Business outcomes are relatively easier to predict than investing outcomes, most of the time. Quoting from the May newsletter – Urban discretionary consumption stories have bullish commentary with the March revenue exit rate surpassing pre COVID levels. Almost all players here have opened more stores aggressively through Q4.
Q1 Results across urban consumer discretionary segments like travel, entertainment, QSR & branded garments are in line with the management commentary of Q4 FY22. Many brands have gone past their pre COVID highs on revenue. Urban India is consuming with a vengeance, a revenge consumption if you’d like to call it that.
When business outcomes start delivering, a useful construct is to see how stock prices react. If stock prices trend up on good results, you are in a good place. If prices don’t react well to good results, chances are all the positives are priced in. Go back to the market reaction to Q3 FY22 IT results, stocks were down 10% after YoY PAT rose more than 20%. A nice little lesson in there.
Quoting from the July newsletter – New stock market leaders reveal themselves at the beginning of every cycle, this time should be no different. Breadth of industry coverage should be a priority for every investor right now.
This has only gotten reinforced through July after some businesses declared Q1 results. We are finally seeing signs that India might become a more prominent manufacturing base for the world compared to what it has been historically. Investors once again need to choose their businesses carefully, through 2021 investors loaded up on the China + 1 narrative in chemicals only to see most of them run into severe margin pressure over the past 2 quarters. Eventually mean reversion to margins will happen at higher growth visibility, but it won’t be an easy journey in the meanwhile.
Through H1 FY23, the few businesses that manage margin pressures well may prove themselves to be a cut above the rest.
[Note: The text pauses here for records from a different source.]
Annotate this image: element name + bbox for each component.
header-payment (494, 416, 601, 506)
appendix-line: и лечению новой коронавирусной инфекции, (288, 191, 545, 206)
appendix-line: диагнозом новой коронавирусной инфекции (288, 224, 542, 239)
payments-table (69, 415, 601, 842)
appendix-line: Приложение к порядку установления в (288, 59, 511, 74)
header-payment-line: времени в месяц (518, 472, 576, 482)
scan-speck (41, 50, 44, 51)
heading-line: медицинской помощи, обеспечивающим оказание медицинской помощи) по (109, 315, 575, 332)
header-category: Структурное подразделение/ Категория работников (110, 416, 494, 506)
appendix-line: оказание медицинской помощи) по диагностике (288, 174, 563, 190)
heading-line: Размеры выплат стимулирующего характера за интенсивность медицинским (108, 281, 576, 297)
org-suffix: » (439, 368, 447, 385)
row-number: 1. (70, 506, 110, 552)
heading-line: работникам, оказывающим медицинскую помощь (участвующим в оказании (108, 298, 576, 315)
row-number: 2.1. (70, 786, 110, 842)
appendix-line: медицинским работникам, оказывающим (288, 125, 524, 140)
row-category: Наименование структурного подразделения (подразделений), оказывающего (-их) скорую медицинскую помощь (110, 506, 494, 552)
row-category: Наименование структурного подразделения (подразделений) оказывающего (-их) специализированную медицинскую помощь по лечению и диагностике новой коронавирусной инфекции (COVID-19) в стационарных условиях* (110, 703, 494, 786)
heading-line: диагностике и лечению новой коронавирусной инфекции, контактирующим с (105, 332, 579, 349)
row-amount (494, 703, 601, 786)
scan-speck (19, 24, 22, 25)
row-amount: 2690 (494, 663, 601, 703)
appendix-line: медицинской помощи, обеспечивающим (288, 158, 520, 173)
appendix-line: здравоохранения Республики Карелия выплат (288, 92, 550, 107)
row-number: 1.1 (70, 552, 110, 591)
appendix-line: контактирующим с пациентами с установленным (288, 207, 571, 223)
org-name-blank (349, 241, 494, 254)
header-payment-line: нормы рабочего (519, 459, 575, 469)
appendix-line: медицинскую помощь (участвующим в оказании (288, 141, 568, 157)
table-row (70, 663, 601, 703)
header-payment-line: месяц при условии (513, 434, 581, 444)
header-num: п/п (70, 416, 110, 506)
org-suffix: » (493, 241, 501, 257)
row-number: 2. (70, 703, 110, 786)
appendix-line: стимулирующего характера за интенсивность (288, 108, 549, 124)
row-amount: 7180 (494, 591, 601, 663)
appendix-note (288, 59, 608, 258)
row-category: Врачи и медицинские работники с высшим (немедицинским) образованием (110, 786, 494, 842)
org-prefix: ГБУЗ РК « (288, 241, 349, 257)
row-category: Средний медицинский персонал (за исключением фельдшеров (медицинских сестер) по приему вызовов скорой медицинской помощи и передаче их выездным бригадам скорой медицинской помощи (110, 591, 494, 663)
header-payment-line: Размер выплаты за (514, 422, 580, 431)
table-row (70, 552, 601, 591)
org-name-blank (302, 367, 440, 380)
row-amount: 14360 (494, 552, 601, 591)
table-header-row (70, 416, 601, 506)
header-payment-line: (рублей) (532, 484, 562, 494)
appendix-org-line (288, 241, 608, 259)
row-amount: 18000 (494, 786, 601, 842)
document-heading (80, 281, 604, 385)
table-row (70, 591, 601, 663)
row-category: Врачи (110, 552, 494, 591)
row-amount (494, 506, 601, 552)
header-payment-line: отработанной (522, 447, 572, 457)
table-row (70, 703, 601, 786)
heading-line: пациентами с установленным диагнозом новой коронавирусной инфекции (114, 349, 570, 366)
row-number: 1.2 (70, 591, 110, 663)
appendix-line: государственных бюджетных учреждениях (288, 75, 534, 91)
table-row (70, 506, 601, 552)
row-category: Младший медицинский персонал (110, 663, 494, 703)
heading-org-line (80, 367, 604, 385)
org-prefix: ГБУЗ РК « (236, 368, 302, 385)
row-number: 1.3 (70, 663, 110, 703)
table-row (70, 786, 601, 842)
In the meanwhile, order book continues to swell for many business in the industrials and capital goods segments. When the Govt is in the mood to spend and has the resources to spend, order book translates into revenue predictably. Else the order book takes much longer to trickle down into the ecosystem. Thankfully we have a Govt that appears to be serious on things like power transmission modernization, discom reforms and railway infra modernization. Healthy GST collection gives the Govt enough ammunition to keep the spending momentum going, things might finally look up for these sectors after a muted decade.
Credit growth at banks is starting to print a healthy double digit number again as the sector comes out of the shadows of COVID related provisions and stresses. Lenders look more reasonably valued today than they did three years ago when 3 times price to book was the norm for a private sector bank.
The macro economic environment is likely to take at least 5-6 more months to get to a stage of predictable policy. While CY22 is all about policy pivots and macro uncertainty, chances are CY23 might be an year of policy predictability if not a policy pivot. In India 8% inflation is not a culture shock, we have dealt with this in the recent past, things are different in developed economies though.
It is time we started looking past the immediate effects of central bank policies on India. Time to think medium term about individual businesses that are improving their competitive position, operate in sectors that have healthy unit economics and have managements willing to build capacity to deliver the next round of growth.
Alpha generation is all about getting the micro story right while not being wrong on the macro story. If you get the macro story right without doing enough work on the micro story, chances are you will end up with headline index linked returns. In that case, why not just index it and spend your time elsewhere?